In that case the Multiprotocol TXs win hands down - with such a wide variety of RXs supported it is literally impossible for it to turn into a paperweight. That is not something you can say about any proprietary system; look at all the protocol changes there have been down the years from Futaba, Frsky and JR, though some (Frsky and Spektrum) have been a slightly better about continuing to support older protocols and make RXs avaliable for them.

 

11 hours ago, Matt Carlton said:

I'll do some research and see.
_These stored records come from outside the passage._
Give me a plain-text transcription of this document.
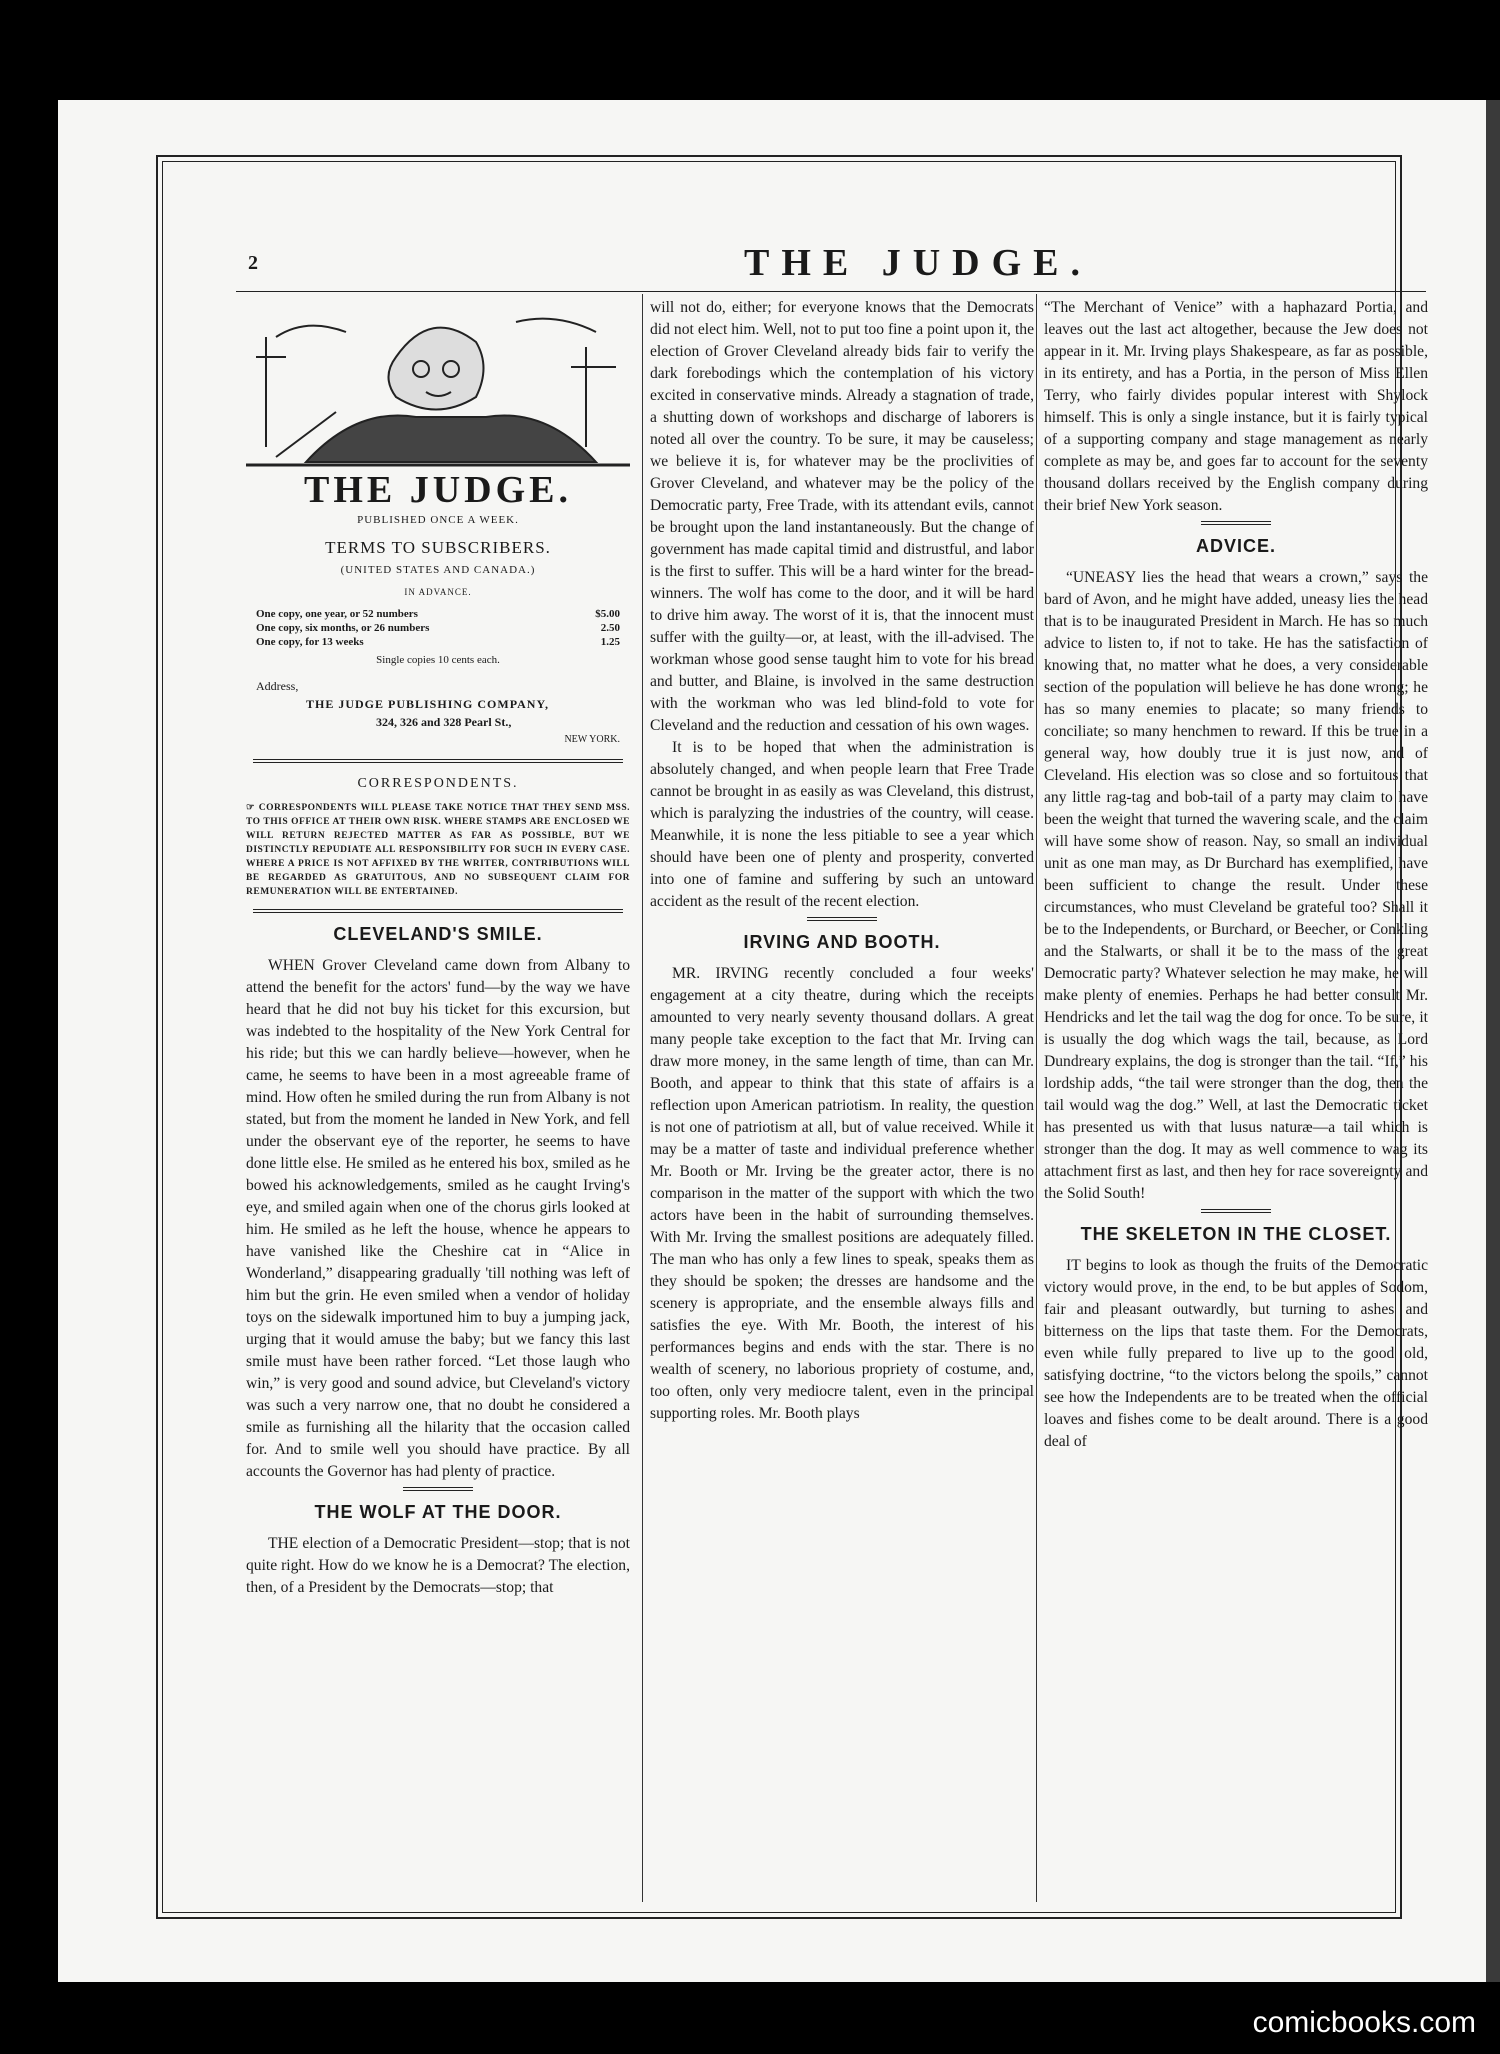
2	THE JUDGE.
THE JUDGE.
PUBLISHED ONCE A WEEK.
TERMS TO SUBSCRIBERS.
(UNITED STATES AND CANADA.)
IN ADVANCE.
One copy, one year, or 52 numbers	$5.00
One copy, six months, or 26 numbers	2.50
One copy, for 13 weeks	1.25
Single copies 10 cents each.
Address,
THE JUDGE PUBLISHING COMPANY,
324, 326 and 328 Pearl St.,
NEW YORK.
CORRESPONDENTS.
☞ CORRESPONDENTS WILL PLEASE TAKE NOTICE THAT THEY SEND MSS. TO THIS OFFICE AT THEIR OWN RISK. WHERE STAMPS ARE ENCLOSED WE WILL RETURN REJECTED MATTER AS FAR AS POSSIBLE, BUT WE DISTINCTLY REPUDIATE ALL RESPONSIBILITY FOR SUCH IN EVERY CASE. WHERE A PRICE IS NOT AFFIXED BY THE WRITER, CONTRIBUTIONS WILL BE REGARDED AS GRATUITOUS, AND NO SUBSEQUENT CLAIM FOR REMUNERATION WILL BE ENTERTAINED.
CLEVELAND'S SMILE.

WHEN Grover Cleveland came down from Albany to attend the benefit for the actors' fund—by the way we have heard that he did not buy his ticket for this excursion, but was indebted to the hospitality of the New York Central for his ride; but this we can hardly believe—however, when he came, he seems to have been in a most agreeable frame of mind. How often he smiled during the run from Albany is not stated, but from the moment he landed in New York, and fell under the observant eye of the reporter, he seems to have done little else. He smiled as he entered his box, smiled as he bowed his acknowledgements, smiled as he caught Irving's eye, and smiled again when one of the chorus girls looked at him. He smiled as he left the house, whence he appears to have vanished like the Cheshire cat in “Alice in Wonderland,” disappearing gradually 'till nothing was left of him but the grin. He even smiled when a vendor of holiday toys on the sidewalk importuned him to buy a jumping jack, urging that it would amuse the baby; but we fancy this last smile must have been rather forced. “Let those laugh who win,” is very good and sound advice, but Cleveland's victory was such a very narrow one, that no doubt he considered a smile as furnishing all the hilarity that the occasion called for. And to smile well you should have practice. By all accounts the Governor has had plenty of practice.

THE WOLF AT THE DOOR.

THE election of a Democratic President—stop; that is not quite right. How do we know he is a Democrat? The election, then, of a President by the Democrats—stop; that

will not do, either; for everyone knows that the Democrats did not elect him. Well, not to put too fine a point upon it, the election of Grover Cleveland already bids fair to verify the dark forebodings which the contemplation of his victory excited in conservative minds. Already a stagnation of trade, a shutting down of workshops and discharge of laborers is noted all over the country. To be sure, it may be causeless; we believe it is, for whatever may be the proclivities of Grover Cleveland, and whatever may be the policy of the Democratic party, Free Trade, with its attendant evils, cannot be brought upon the land instantaneously. But the change of government has made capital timid and distrustful, and labor is the first to suffer. This will be a hard winter for the bread-winners. The wolf has come to the door, and it will be hard to drive him away. The worst of it is, that the innocent must suffer with the guilty—or, at least, with the ill-advised. The workman whose good sense taught him to vote for his bread and butter, and Blaine, is involved in the same destruction with the workman who was led blind-fold to vote for Cleveland and the reduction and cessation of his own wages.

It is to be hoped that when the administration is absolutely changed, and when people learn that Free Trade cannot be brought in as easily as was Cleveland, this distrust, which is paralyzing the industries of the country, will cease. Meanwhile, it is none the less pitiable to see a year which should have been one of plenty and prosperity, converted into one of famine and suffering by such an untoward accident as the result of the recent election.

IRVING AND BOOTH.

MR. IRVING recently concluded a four weeks' engagement at a city theatre, during which the receipts amounted to very nearly seventy thousand dollars. A great many people take exception to the fact that Mr. Irving can draw more money, in the same length of time, than can Mr. Booth, and appear to think that this state of affairs is a reflection upon American patriotism. In reality, the question is not one of patriotism at all, but of value received. While it may be a matter of taste and individual preference whether Mr. Booth or Mr. Irving be the greater actor, there is no comparison in the matter of the support with which the two actors have been in the habit of surrounding themselves. With Mr. Irving the smallest positions are adequately filled. The man who has only a few lines to speak, speaks them as they should be spoken; the dresses are handsome and the scenery is appropriate, and the ensemble always fills and satisfies the eye. With Mr. Booth, the interest of his performances begins and ends with the star. There is no wealth of scenery, no laborious propriety of costume, and, too often, only very mediocre talent, even in the principal supporting roles. Mr. Booth plays

“The Merchant of Venice” with a haphazard Portia, and leaves out the last act altogether, because the Jew does not appear in it. Mr. Irving plays Shakespeare, as far as possible, in its entirety, and has a Portia, in the person of Miss Ellen Terry, who fairly divides popular interest with Shylock himself. This is only a single instance, but it is fairly typical of a supporting company and stage management as nearly complete as may be, and goes far to account for the seventy thousand dollars received by the English company during their brief New York season.

ADVICE.

“UNEASY lies the head that wears a crown,” says the bard of Avon, and he might have added, uneasy lies the head that is to be inaugurated President in March. He has so much advice to listen to, if not to take. He has the satisfaction of knowing that, no matter what he does, a very considerable section of the population will believe he has done wrong; he has so many enemies to placate; so many friends to conciliate; so many henchmen to reward. If this be true in a general way, how doubly true it is just now, and of Cleveland. His election was so close and so fortuitous that any little rag-tag and bob-tail of a party may claim to have been the weight that turned the wavering scale, and the claim will have some show of reason. Nay, so small an individual unit as one man may, as Dr Burchard has exemplified, have been sufficient to change the result. Under these circumstances, who must Cleveland be grateful too? Shall it be to the Independents, or Burchard, or Beecher, or Conkling and the Stalwarts, or shall it be to the mass of the great Democratic party? Whatever selection he may make, he will make plenty of enemies. Perhaps he had better consult Mr. Hendricks and let the tail wag the dog for once. To be sure, it is usually the dog which wags the tail, because, as Lord Dundreary explains, the dog is stronger than the tail. “If,” his lordship adds, “the tail were stronger than the dog, then the tail would wag the dog.” Well, at last the Democratic ticket has presented us with that lusus naturæ—a tail which is stronger than the dog. It may as well commence to wag its attachment first as last, and then hey for race sovereignty and the Solid South!

THE SKELETON IN THE CLOSET.

IT begins to look as though the fruits of the Democratic victory would prove, in the end, to be but apples of Sodom, fair and pleasant outwardly, but turning to ashes and bitterness on the lips that taste them. For the Democrats, even while fully prepared to live up to the good old, satisfying doctrine, “to the victors belong the spoils,” cannot see how the Independents are to be treated when the official loaves and fishes come to be dealt around. There is a good deal of

comicbooks.com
Futaba does a thing called the T6K v3 which would, on the face of it, do everything I need it to at a not much higher price than the RM or RL. 

 

I have held one of the low end Futabas, and frankly these days I would rather take a Radiomaster, Frsky or any other challenger brand - the physical quality was no better than those TXs and way down on "old skool" Futaba, and of course they have many fewer features (especially telemetry) compared to other TXs being sold at those price points. I also remain unconvicned that they will continue in hobby grade RC in the long run- they are a pretty big company with fingers in lots of pies, but have taken a hammering in RC in of market share in recent years. To get back against the likes of Frsky and Jeti would take huge investment - do they have the will and £££s to do it?